— Зря вы… Он не так уж далек от истины. Найти общечеловеческое — это ли не главное в искусстве? А все национальное так часто выглядит заведомо сниженным по самому своему духу. Впрочем, не о ваших операх говорю, — поправился он (Глинка не знал, искренне ли или из вежливости). — Ну и не о Вагнере. Он-то — титан Вагнер, — он ли узконационален? В нем и Германия и весь мир в пафосе духа, в освобождении от суеты, от того маленького и уютного, что так идет иной нации… — Глинка догадывался: Ден имеет в виду некоторых посредственных композиторов Франции и — в этом обидно было признаться — судит подчас о чужой музыке совсем «по-пруссачески»!
Жизнь в Берлине не сулила радостей. Новые знакомые докучали прославлением Бисмарка и реформ, вводимых в объединенной Германии. Среди этих знакомых особенно надоедлив был один из приятелей Дена, профессор эстетики, говоривший всегда велеречиво и назидательно. Его старомодный фрак с золотыми пуговицами и манера говорить, закатывая глаза, возбуждали в Глинке раздражение до дрожи в теле.
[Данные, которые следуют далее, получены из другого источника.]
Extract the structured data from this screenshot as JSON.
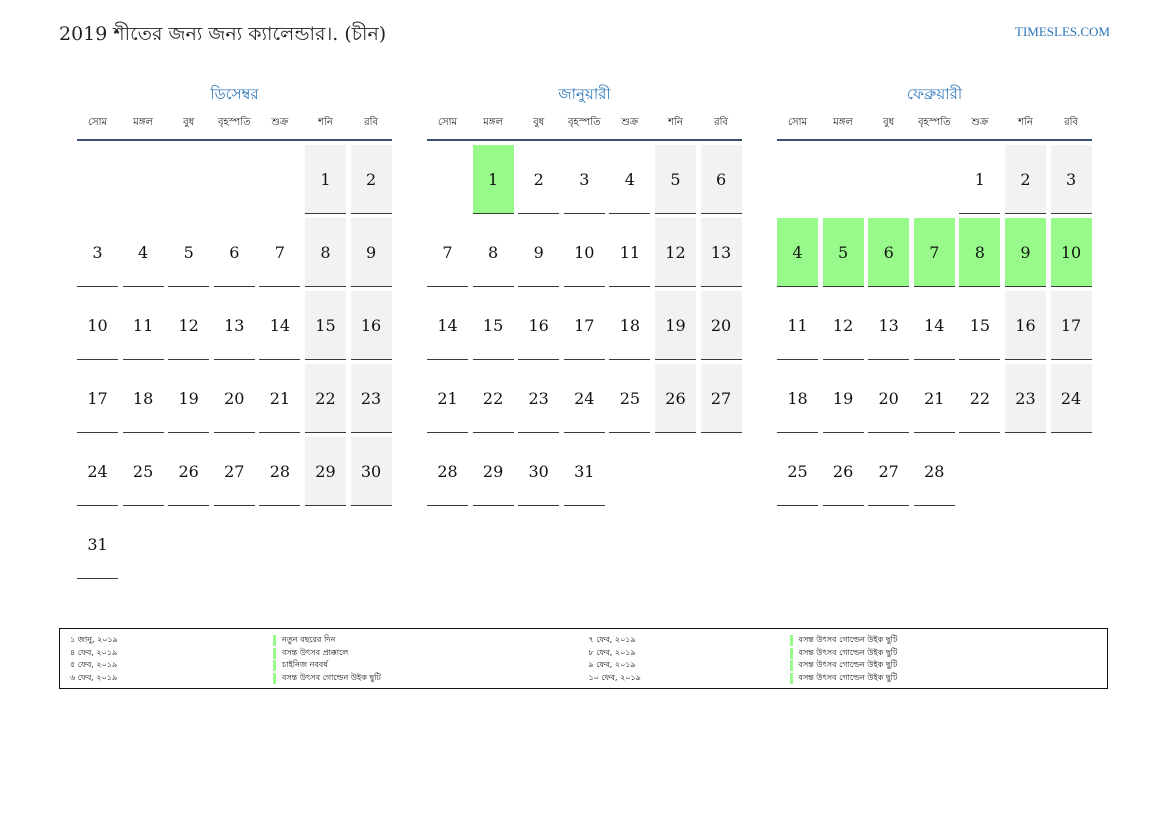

Профессор любил толковать о музыке, называл Вагнера «государственным музыкантом», утверждающим… эпоху Бисмарка, восхищался достижениями науки, связывая их с добычей в каменноугольных шахтах и приводя вычисления, доказывающие, что в одном килограмме угля содержится столько энергии, сколько нужно сильному человеку для подъема на Монблан. Он так досадил Глинке своими разговорами обо всем этом, что Дену пришлось просить профессора: «Разговоры о политике и об… угле оставлять вместе с галошами в прихожей».
Довелось Глинке быть в замке короля, где, вняв предложению Мейербера, приказал король исполнить в большом придворном концерте, бывающем раз в году, сцену из «Руслана».
Возвращаясь из замка, Глинка сильно простудился и утром, проснувшись больным, удивился своей слабости и тому равнодушию, которые вызвала в нем собственная болезнь. Право, это состояние отвечало сейчас душевному его настроению и даже навевало покой, вызывало забытье… Он пролежал дня три, прежде чем признался Дену, что болен, и почти не притрагивался к еде, которую приносила ему в комнату служанка. Она ничего не знала о нем, кроме того, что Глинка ученик господина Дена и гость его, но гость, являвшийся учеником, был в ее глазах обычным студентом, хотя и отнюдь не молодым, а студенты — живучи и столь часто отягощены бедами… Служанка не удивлялась ни его бледности, ни худобе, ни тому, как подолгу он спит, прерывисто дыша, уткнувшись лицом в подушку. И только однажды она испугалась его вида, когда подошла к нему, как всегда, в белом накрахмаленном переднике, в белом чепце, а он, заслышав звон колокола с соседней кирки, сказал вдруг со злостью, вызывающей румянец на впалых его щеках:
— Все белое… Вот и стены, и снег за окном! Не правда ли, самый-самый скучный цвет — белый?
Тогда она поспешила к хозяину, и хозяин привел доктора. И потом Дена. Гость принимал выписанные ему лекарства с поразившим служанку ожесточением против всех входивших к нему, словно окружающие вызвали в нем болезнь. Служанка не могла знать о том, что и в действительности он больше всего терзается сейчас казенной благопристойностью чужой ему обстановки, в которой оказался напоследок жизни, и ничто здесь не облегчает физических его страданий.
Он умер так же незаметно для всех, отчужденно и тихо, — раньше, чем ждал доктор, уже не надеявшийся на выздоровление. Хоронили его Мейербер, чиновник русского посольства, дирижер Беер, Ден, какие-то две русские дамы, как выяснилось, не знакомые никому.
На простом памятнике из силезского мрамора выбили надпись: «Императорский капельмейстер Глинка», как бы возвысив его этой надписью в глазах чиновного Берлина, обуянного почтеньем к титулам и рангам.
О болезни и смерти брата Людмила Ивановна получила вскоре от Дена выдержанное в официальных тонах письмо.